PVs and LPVs in BRCA1/2 genes are correlated to a high risk of developing breast cancer and/or ovarian cancer (Hereditary Breast and Ovarian Cancer syndrome, HBOC); additionally, in recent years, an increasing number of BRCA 1/2 variants have been identified and associated with pancreatic cancer. Epidemiologic studies have highlighted that inherited factors are involved in 10% to 20% of PCs, mainly through deleterious variants of BRCA2. The frequency of BRCA1/2 germline alterations fluctuates quite a lot among different ethnic groups, and the estimated rate of PVs/LPVs variants in Italian HBOC families is not very accurate, according to different reports. The aim of our study is to describe the prevalence of a BRCA2 PV observed in a selected cohort of HBOC patients and their relatives, whose common origin is the eastern coast of Emilia Romagna, a region of Italy. This study provides insight into the frequency of the variant detected in this area and provides evidence of an increased risk of pancreatic and breast cancer, useful for genetic counseling and surveillance programs.

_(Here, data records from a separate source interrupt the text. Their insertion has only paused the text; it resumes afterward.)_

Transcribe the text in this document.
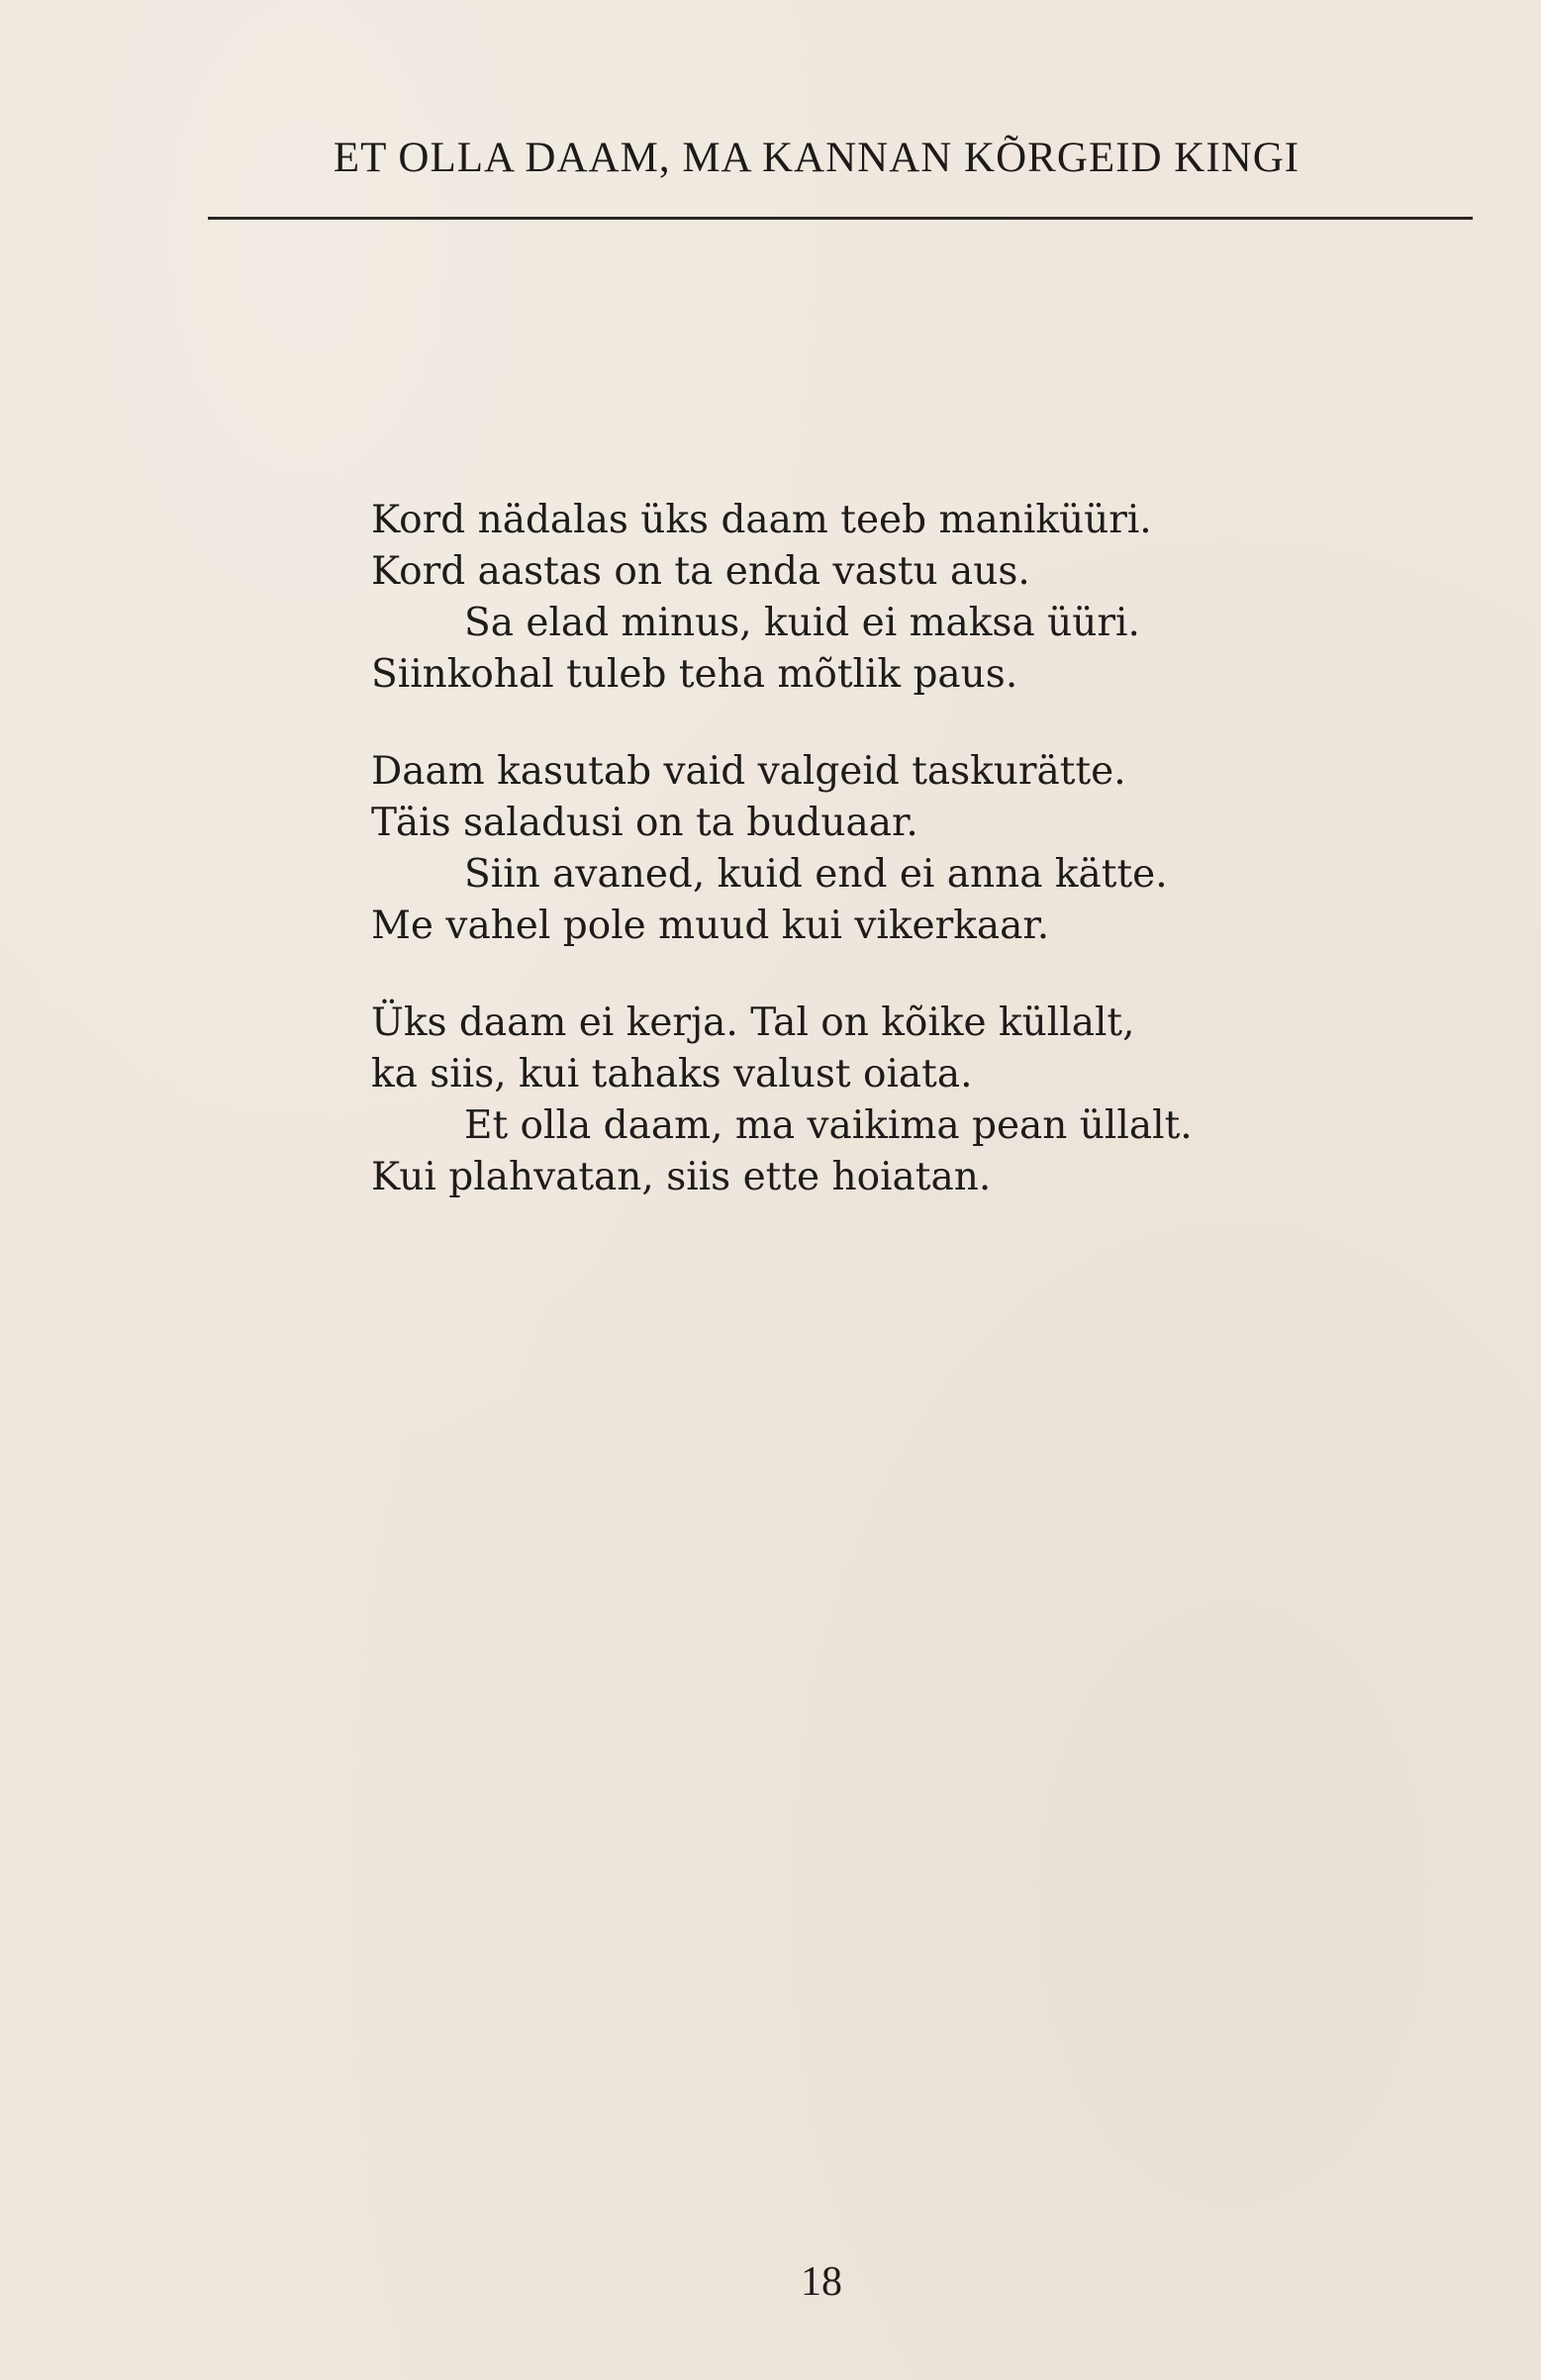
ET OLLA DAAM, MA KANNAN KÕRGEID KINGI
Kord nädalas üks daam teeb maniküüri.
Kord aastas on ta enda vastu aus.
Sa elad minus, kuid ei maksa üüri.
Siinkohal tuleb teha mõtlik paus.
Daam kasutab vaid valgeid taskurätte.
Täis saladusi on ta buduaar.
Siin avaned, kuid end ei anna kätte.
Me vahel pole muud kui vikerkaar.
Üks daam ei kerja. Tal on kõike küllalt,
ka siis, kui tahaks valust oiata.
Et olla daam, ma vaikima pean üllalt.
Kui plahvatan, siis ette hoiatan.
18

Keywords: BRCA; HBOC; NGS; cancer; pancreatic cancer; pathogenic variant.

Figure 1

Representative pedigree of a family with BRCA2 c.7561del variant. I–IV represent generations. Circles represent females, squares represent males. Symbols that are fully dark represent breast-cancer patients. Symbols with a quarter represent subjects with other types of cancer. Symbols with a slash indicate deceased individuals. The arrow points to the proband. BC, breast cancer; PC, Pancreatic Cancer; RCC, Renal Cell Carcinoma; BRCA2 +, presence of PV in BRCA2; BRCA2 −, absence of PV in BRCA2.